More recent fossils of more familiar animals are often spectacular, including mammalian and bird megafaunas, some of which became extinct as recently as 50,000 years ago. Important earlier fossil sites include Queensland's remarkable Riversleigh deposits from the Oligo-Miocene around 20 million years ago. The beautifully preserved fossil animals and plants from Riversleigh allow a detailed insight into a strangely different Australia, when the rainforests that covered much of the continent were inhabited by diverse ancestors of today's marsupials, monotremes, birds, frogs and bats.
An artist's impression of the many fossil mammals, birds, reptiles and plants discovered at the Riversleigh fossil site in Queensland, which together tell a story of a strangely familiar yet remarkably different Australia. Source: https://www.sbs.com.au/topics/science/nature/article/2016/06/10/carnivorous-kangaroo-and-4-other-animals-were-almost-glad-are-fossils
Of course, while animal fossils often capture public interest, plant fossils are equally important, providing key insights into both the evolution of the plants we're familiar with today, and helping us understand prehistoric habitats and environmental change. In particular, a rich trawl of plant fossils including leaves, flowers, fruits and pollen helps track the remarkable changes that have occurred in Australia's transition from a warm, wet, rainforested landscape to the mostly semi-arid one of today. Understanding these changes is key also to understanding the likely future of Australia in a rapidly warming world.
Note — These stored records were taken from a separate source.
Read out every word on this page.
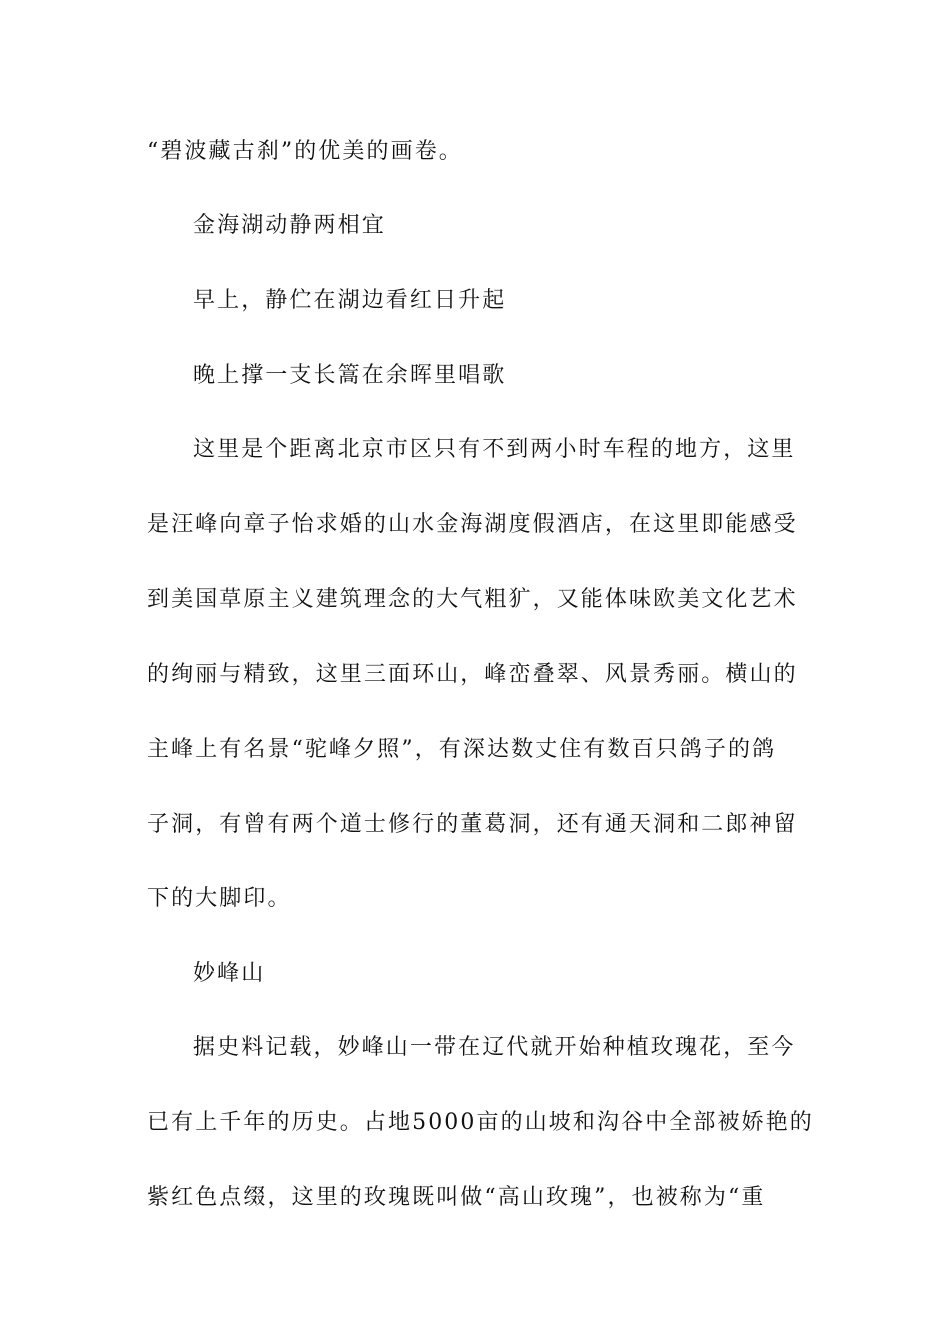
“碧波藏古刹”的优美的画卷。
金海湖动静两相宜
早上，静伫在湖边看红日升起
晚上撑一支长篙在余晖里唱歌
这里是个距离北京市区只有不到两小时车程的地方，这里
是汪峰向章子怡求婚的山水金海湖度假酒店，在这里即能感受
到美国草原主义建筑理念的大气粗犷，又能体味欧美文化艺术
的绚丽与精致，这里三面环山，峰峦叠翠、风景秀丽。横山的
主峰上有名景“驼峰夕照”，有深达数丈住有数百只鸽子的鸽
子洞，有曾有两个道士修行的董葛洞，还有通天洞和二郎神留
下的大脚印。
妙峰山
据史料记载，妙峰山一带在辽代就开始种植玫瑰花，至今
已有上千年的历史。占地5000亩的山坡和沟谷中全部被娇艳的
紫红色点缀，这里的玫瑰既叫做“高山玫瑰”，也被称为“重
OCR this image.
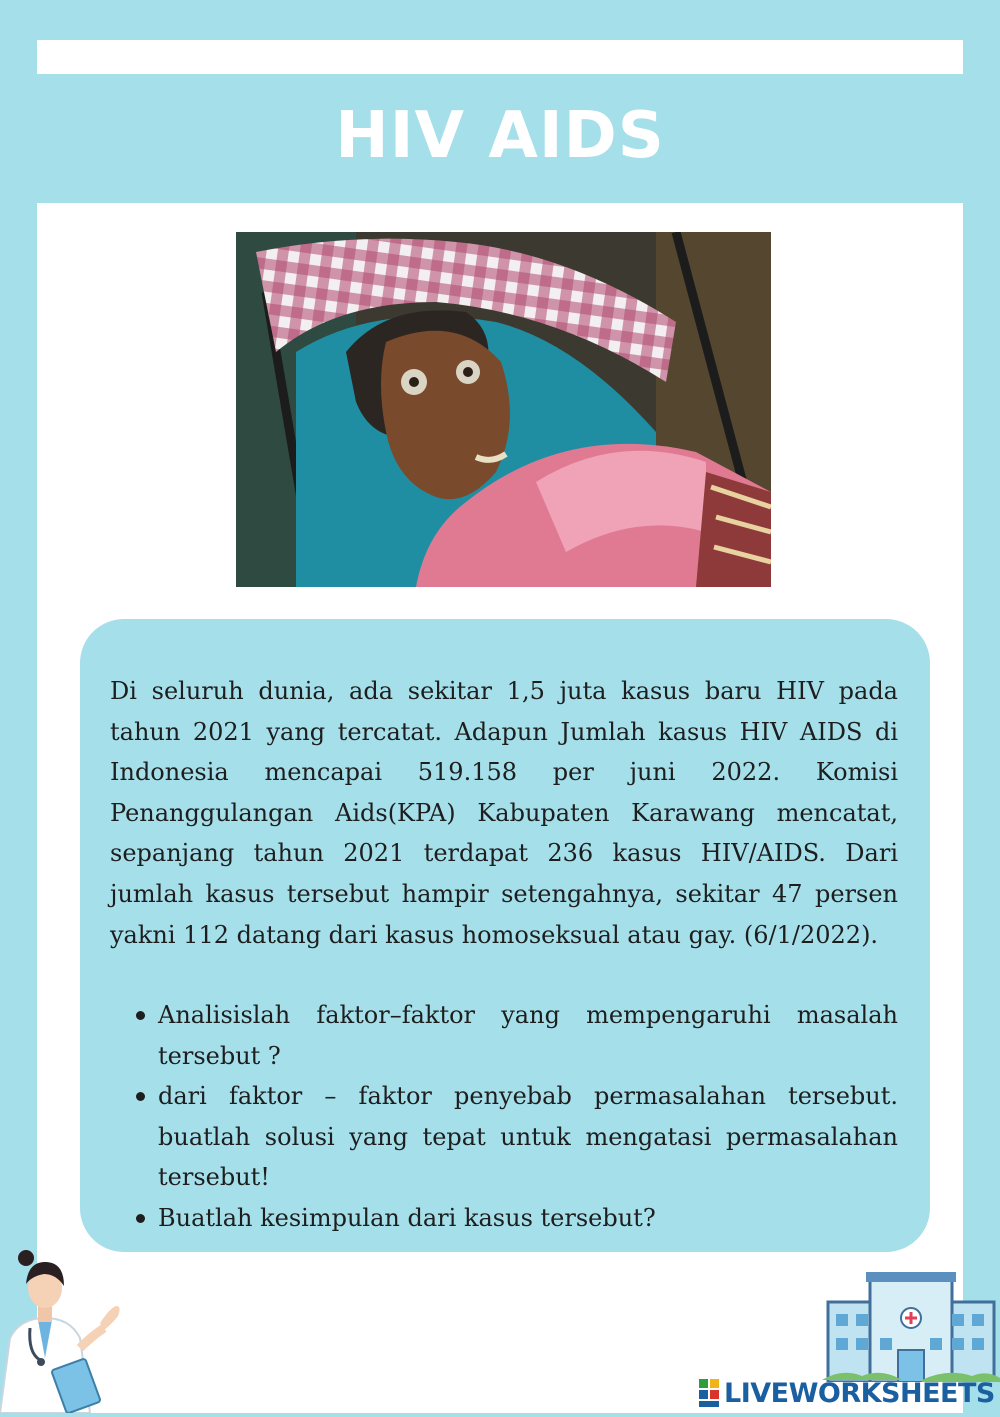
HIV AIDS

Di seluruh dunia, ada sekitar 1,5 juta kasus baru HIV pada tahun 2021 yang tercatat. Adapun Jumlah kasus HIV AIDS di Indonesia mencapai 519.158 per juni 2022. Komisi Penanggulangan Aids(KPA) Kabupaten Karawang mencatat, sepanjang tahun 2021 terdapat 236 kasus HIV/AIDS. Dari jumlah kasus tersebut hampir setengahnya, sekitar 47 persen yakni 112 datang dari kasus homoseksual atau gay. (6/1/2022).

Analisislah faktor–faktor yang mempengaruhi masalah tersebut ?
dari faktor – faktor penyebab permasalahan tersebut. buatlah solusi yang tepat untuk mengatasi permasalahan tersebut!
Buatlah kesimpulan dari kasus tersebut?
LIVEWORKSHEETS
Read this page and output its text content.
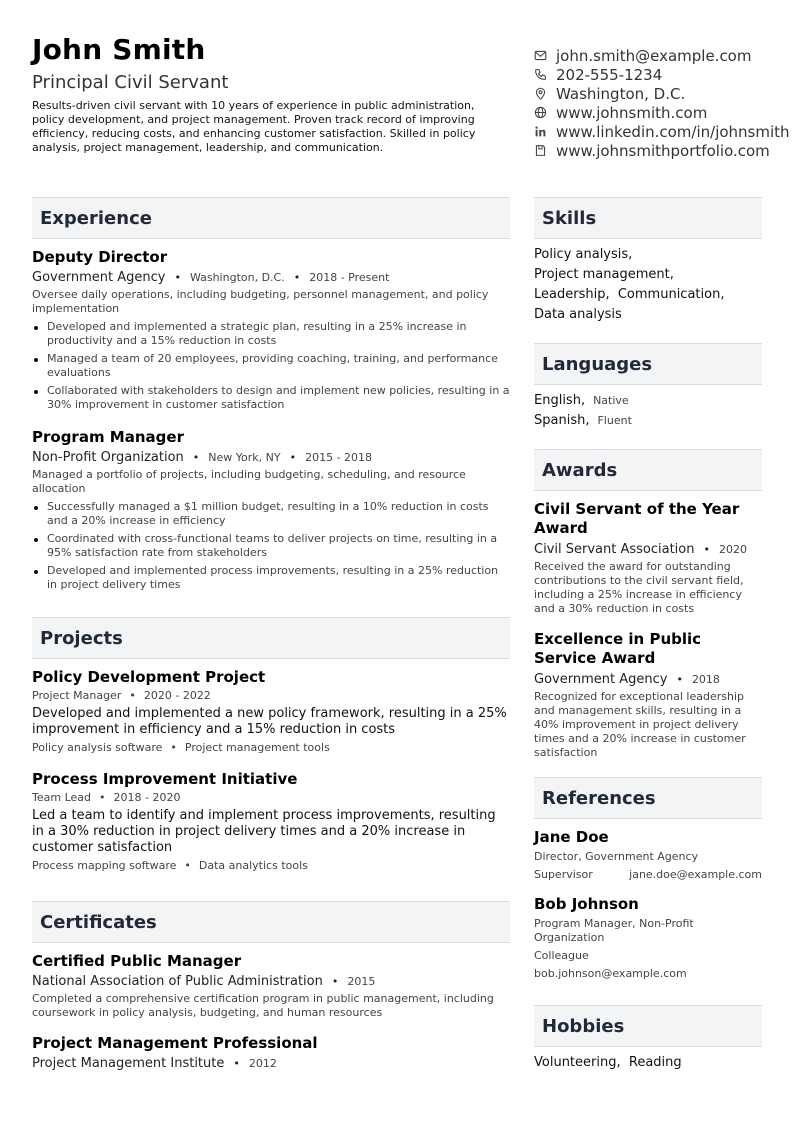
John Smith
Principal Civil Servant
Results-driven civil servant with 10 years of experience in public administration, policy development, and project management. Proven track record of improving efficiency, reducing costs, and enhancing customer satisfaction. Skilled in policy analysis, project management, leadership, and communication.
john.smith@example.com
202-555-1234
Washington, D.C.
www.johnsmith.com
www.linkedin.com/in/johnsmith
www.johnsmithportfolio.com
Experience
Deputy Director
Government Agency • Washington, D.C. • 2018 - Present
Oversee daily operations, including budgeting, personnel management, and policy implementation
Developed and implemented a strategic plan, resulting in a 25% increase in productivity and a 15% reduction in costs
Managed a team of 20 employees, providing coaching, training, and performance evaluations
Collaborated with stakeholders to design and implement new policies, resulting in a 30% improvement in customer satisfaction
Program Manager
Non-Profit Organization • New York, NY • 2015 - 2018
Managed a portfolio of projects, including budgeting, scheduling, and resource allocation
Successfully managed a $1 million budget, resulting in a 10% reduction in costs and a 20% increase in efficiency
Coordinated with cross-functional teams to deliver projects on time, resulting in a 95% satisfaction rate from stakeholders
Developed and implemented process improvements, resulting in a 25% reduction in project delivery times
Projects
Policy Development Project
Project Manager • 2020 - 2022
Developed and implemented a new policy framework, resulting in a 25% improvement in efficiency and a 15% reduction in costs
Policy analysis software • Project management tools
Process Improvement Initiative
Team Lead • 2018 - 2020
Led a team to identify and implement process improvements, resulting in a 30% reduction in project delivery times and a 20% increase in customer satisfaction
Process mapping software • Data analytics tools
Certificates
Certified Public Manager
National Association of Public Administration • 2015
Completed a comprehensive certification program in public management, including coursework in policy analysis, budgeting, and human resources
Project Management Professional
Project Management Institute • 2012
Skills
Policy analysis,
Project management,
Leadership, Communication,
Data analysis
Languages
English, Native
Spanish, Fluent
Awards
Civil Servant of the Year Award
Civil Servant Association • 2020
Received the award for outstanding contributions to the civil servant field, including a 25% increase in efficiency and a 30% reduction in costs
Excellence in Public Service Award
Government Agency • 2018
Recognized for exceptional leadership and management skills, resulting in a 40% improvement in project delivery times and a 20% increase in customer satisfaction
References
Jane Doe
Director, Government Agency
Supervisor	jane.doe@example.com
Bob Johnson
Program Manager, Non-Profit Organization
Colleague
bob.johnson@example.com
Hobbies
Volunteering, Reading
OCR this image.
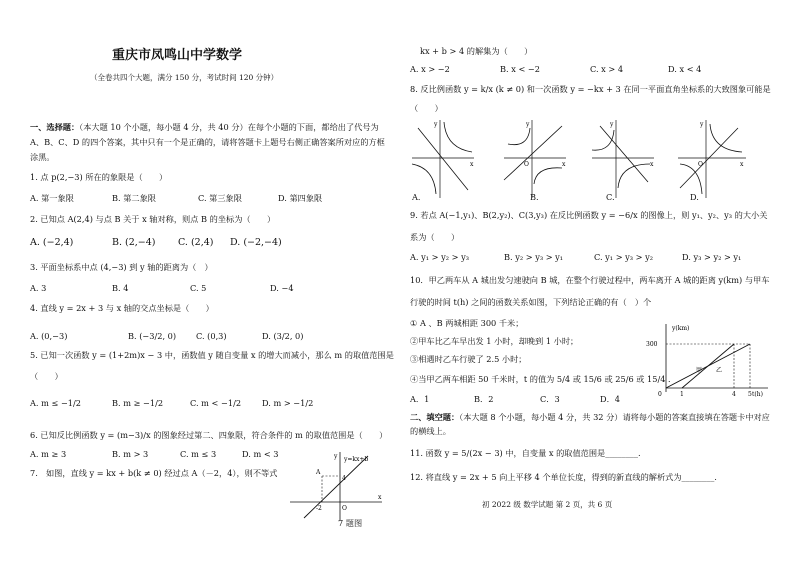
重庆市凤鸣山中学数学
（全卷共四个大题，满分 150 分，考试时间 120 分钟）
一、选择题：（本大题 10 个小题，每小题 4 分，共 40 分）在每个小题的下面，都给出了代号为 A、B、C、D 的四个答案，其中只有一个是正确的，请将答题卡上题号右侧正确答案所对应的方框涂黑。
1. 点 p(2,−3) 所在的象限是（　　）
A. 第一象限	B. 第二象限	C. 第三象限	D. 第四象限
2. 已知点 A(2,4) 与点 B 关于 x 轴对称，则点 B 的坐标为（　　）
A. (−2,4)	B. (2,−4) C. (2,4) D. (−2,−4)
3. 平面坐标系中点 (4,−3) 到 y 轴的距离为（　）
A. 3	B. 4	C. 5	D. −4
4. 直线 y = 2x + 3 与 x 轴的交点坐标是（　　）
A. (0,−3)	B. (−3/2, 0) C. (0,3)	D. (3/2, 0)
5. 已知一次函数 y = (1+2m)x − 3 中，函数值 y 随自变量 x 的增大而减小，那么 m 的取值范围是
（　　）
A. m ≤ −1/2	B. m ≥ −1/2	C. m < −1/2	D. m > −1/2
6. 已知反比例函数 y = (m−3)/x 的图象经过第二、四象限，符合条件的 m 的取值范围是（　　）
A. m ≥ 3	B. m > 3	C. m ≤ 3	D. m < 3
7.　如图，直线 y = kx + b(k ≠ 0) 经过点 A（－2，4），则不等式
y=kx+b
A
4
-2	O
y
x
7 题图
kx + b > 4 的解集为（　　）
A. x > −2	B. x < −2	C. x > 4	D. x < 4
8. 反比例函数 y = k/x (k ≠ 0) 和一次函数 y = −kx + 3 在同一平面直角坐标系的大致图象可能是
（　　）
y
x
y
x
O
y
x
y
x
O
A．	B.	C.	D.
9. 若点 A(−1,y₁)、B(2,y₂)、C(3,y₃) 在反比例函数 y = −6/x 的图像上，则 y₁、y₂、y₃ 的大小关
系为（　　）
A. y₁ > y₂ > y₃	B. y₂ > y₃ > y₁	C. y₁ > y₃ > y₂	D. y₃ > y₂ > y₁
10．甲乙两车从 A 城出发匀速驶向 B 城，在整个行驶过程中，两车离开 A 城的距离 y(km) 与甲车
行驶的时间 t(h) 之间的函数关系如图，下列结论正确的有（　）个
① A 、B 两城相距 300 千米；
②甲车比乙车早出发 1 小时，却晚到 1 小时；
③相遇时乙车行驶了 2.5 小时；
④当甲乙两车相距 50 千米时，t 的值为 5/4 或 15/6 或 25/6 或 15/4 ．
A．1	B．2	C．3	D．4
y(km)
t(h)
300
0	1	4 5
甲 乙
二、填空题：（本大题 8 个小题，每小题 4 分，共 32 分）请将每小题的答案直接填在答题卡中对应的横线上。
11. 函数 y = 5/(2x − 3) 中，自变量 x 的取值范围是________.
12. 将直线 y = 2x + 5 向上平移 4 个单位长度，得到的新直线的解析式为________.
初 2022 级 数学试题 第 2 页，共 6 页
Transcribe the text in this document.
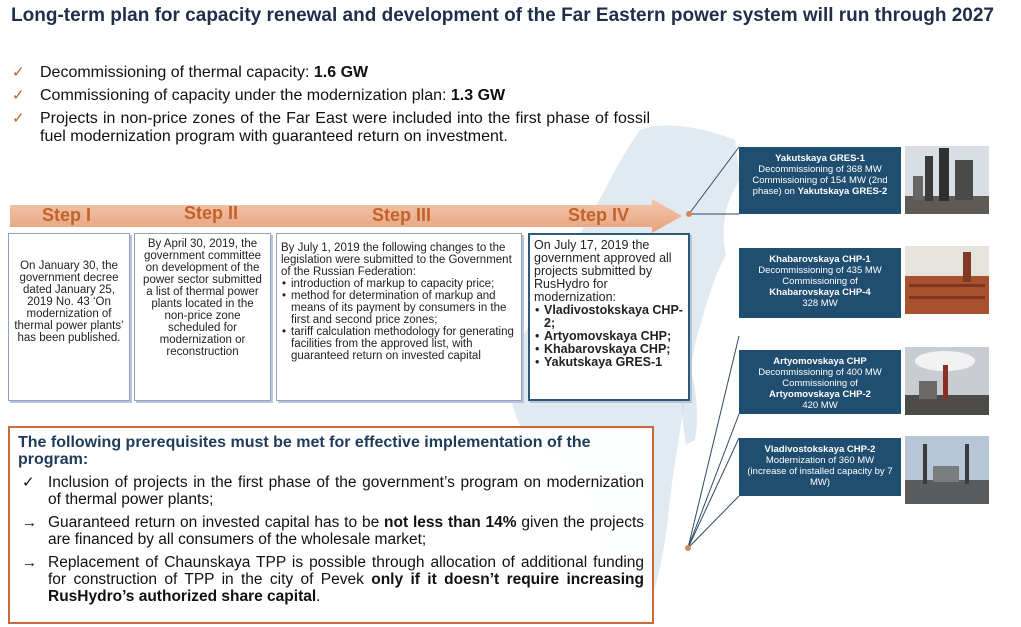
Long-term plan for capacity renewal and development of the Far Eastern power system will run through 2027
✓ Decommissioning of thermal capacity: 1.6 GW
✓ Commissioning of capacity under the modernization plan: 1.3 GW
✓ Projects in non-price zones of the Far East were included into the first phase of fossil fuel modernization program with guaranteed return on investment.
Step I	Step II	Step III	Step IV
On January 30, the government decree dated January 25, 2019 No. 43 ‘On modernization of thermal power plants’ has been published.
By April 30, 2019, the government committee on development of the power sector submitted a list of thermal power plants located in the non-price zone scheduled for modernization or reconstruction
By July 1, 2019 the following changes to the legislation were submitted to the Government of the Russian Federation:
• introduction of markup to capacity price;
• method for determination of markup and means of its payment by consumers in the first and second price zones;
• tariff calculation methodology for generating facilities from the approved list, with guaranteed return on invested capital
On July 17, 2019 the government approved all projects submitted by RusHydro for modernization:
• Vladivostokskaya CHP-2;
• Artyomovskaya CHP;
• Khabarovskaya CHP;
• Yakutskaya GRES-1
The following prerequisites must be met for effective implementation of the program:
✓ Inclusion of projects in the first phase of the government’s program on modernization of thermal power plants;
→ Guaranteed return on invested capital has to be not less than 14% given the projects are financed by all consumers of the wholesale market;
→ Replacement of Chaunskaya TPP is possible through allocation of additional funding for construction of TPP in the city of Pevek only if it doesn’t require increasing RusHydro’s authorized share capital.
Yakutskaya GRES-1
Decommissioning of 368 MW
Commissioning of 154 MW (2nd phase) on Yakutskaya GRES-2
Khabarovskaya CHP-1
Decommissioning of 435 MW
Commissioning of
Khabarovskaya CHP-4
328 MW
Artyomovskaya CHP
Decommissioning of 400 MW
Commissioning of
Artyomovskaya CHP-2
420 MW
Vladivostokskaya CHP-2
Modernization of 360 MW
(increase of installed capacity by 7 MW)
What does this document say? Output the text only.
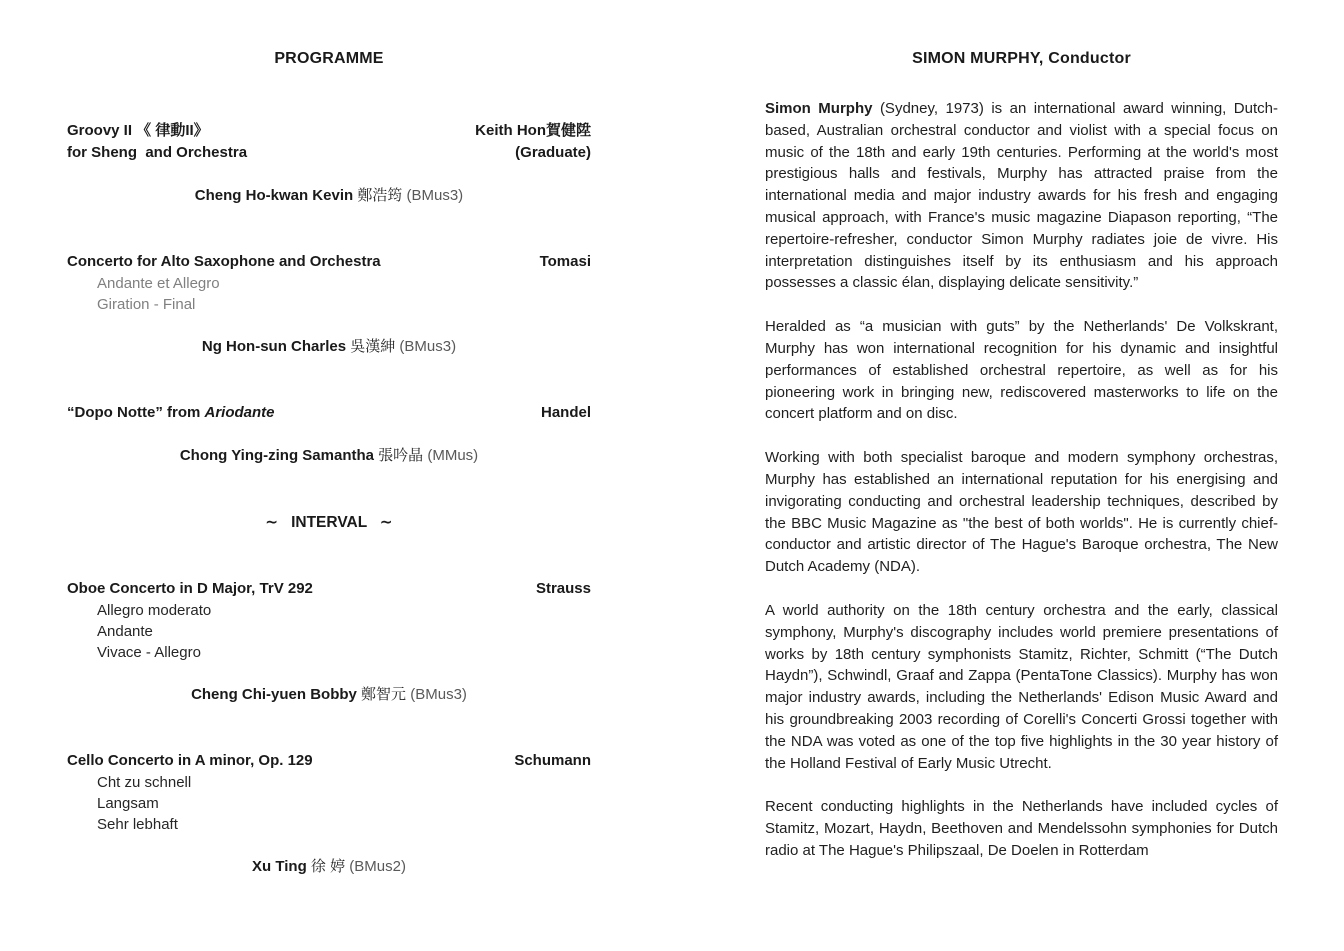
PROGRAMME
Groovy II 《 律動II》	Keith Hon賀健陞
for Sheng  and Orchestra	(Graduate)
Cheng Ho-kwan Kevin 鄭浩筠 (BMus3)
Concerto for Alto Saxophone and Orchestra	Tomasi
Andante et Allegro
Giration - Final
Ng Hon-sun Charles 吳漢紳 (BMus3)
“Dopo Notte” from Ariodante	Handel
Chong Ying-zing Samantha 張吟晶 (MMus)
∼   INTERVAL   ∼
Oboe Concerto in D Major, TrV 292	Strauss
Allegro moderato
Andante
Vivace - Allegro
Cheng Chi-yuen Bobby 鄭智元 (BMus3)
Cello Concerto in A minor, Op. 129	Schumann
Cht zu schnell
Langsam
Sehr lebhaft
Xu Ting 徐 婷 (BMus2)
SIMON MURPHY, Conductor

Simon Murphy (Sydney, 1973) is an international award winning, Dutch-based, Australian orchestral conductor and violist with a special focus on music of the 18th and early 19th centuries. Performing at the world's most prestigious halls and festivals, Murphy has attracted praise from the international media and major industry awards for his fresh and engaging musical approach, with France's music magazine Diapason reporting, “The repertoire-refresher, conductor Simon Murphy radiates joie de vivre. His interpretation distinguishes itself by its enthusiasm and his approach possesses a classic élan, displaying delicate sensitivity.”

Heralded as “a musician with guts” by the Netherlands' De Volkskrant, Murphy has won international recognition for his dynamic and insightful performances of established orchestral repertoire, as well as for his pioneering work in bringing new, rediscovered masterworks to life on the concert platform and on disc.

Working with both specialist baroque and modern symphony orchestras, Murphy has established an international reputation for his energising and invigorating conducting and orchestral leadership techniques, described by the BBC Music Magazine as "the best of both worlds". He is currently chief-conductor and artistic director of The Hague's Baroque orchestra, The New Dutch Academy (NDA).

A world authority on the 18th century orchestra and the early, classical symphony, Murphy's discography includes world premiere presentations of works by 18th century symphonists Stamitz, Richter, Schmitt (“The Dutch Haydn”), Schwindl, Graaf and Zappa (PentaTone Classics). Murphy has won major industry awards, including the Netherlands' Edison Music Award and his groundbreaking 2003 recording of Corelli's Concerti Grossi together with the NDA was voted as one of the top five highlights in the 30 year history of the Holland Festival of Early Music Utrecht.

Recent conducting highlights in the Netherlands have included cycles of Stamitz, Mozart, Haydn, Beethoven and Mendelssohn symphonies for Dutch radio at The Hague's Philipszaal, De Doelen in Rotterdam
Fossil animals and dinosaurs may capture the imagination, but fossil plants, especially fossil pollen grains shown here, provide in some ways the richest and most detailed understanding of the prehistory of Australia.
Taxonomy allows us to make sense of fossil finds and of the fossil record. The classification of fossils by taxonomists provides the framework for research by others, including ecologists, palaeoclimatologists and geologists seeking to understand the evolution of Earth and its environment, as well as providing the only direct evidence of the evolution of life.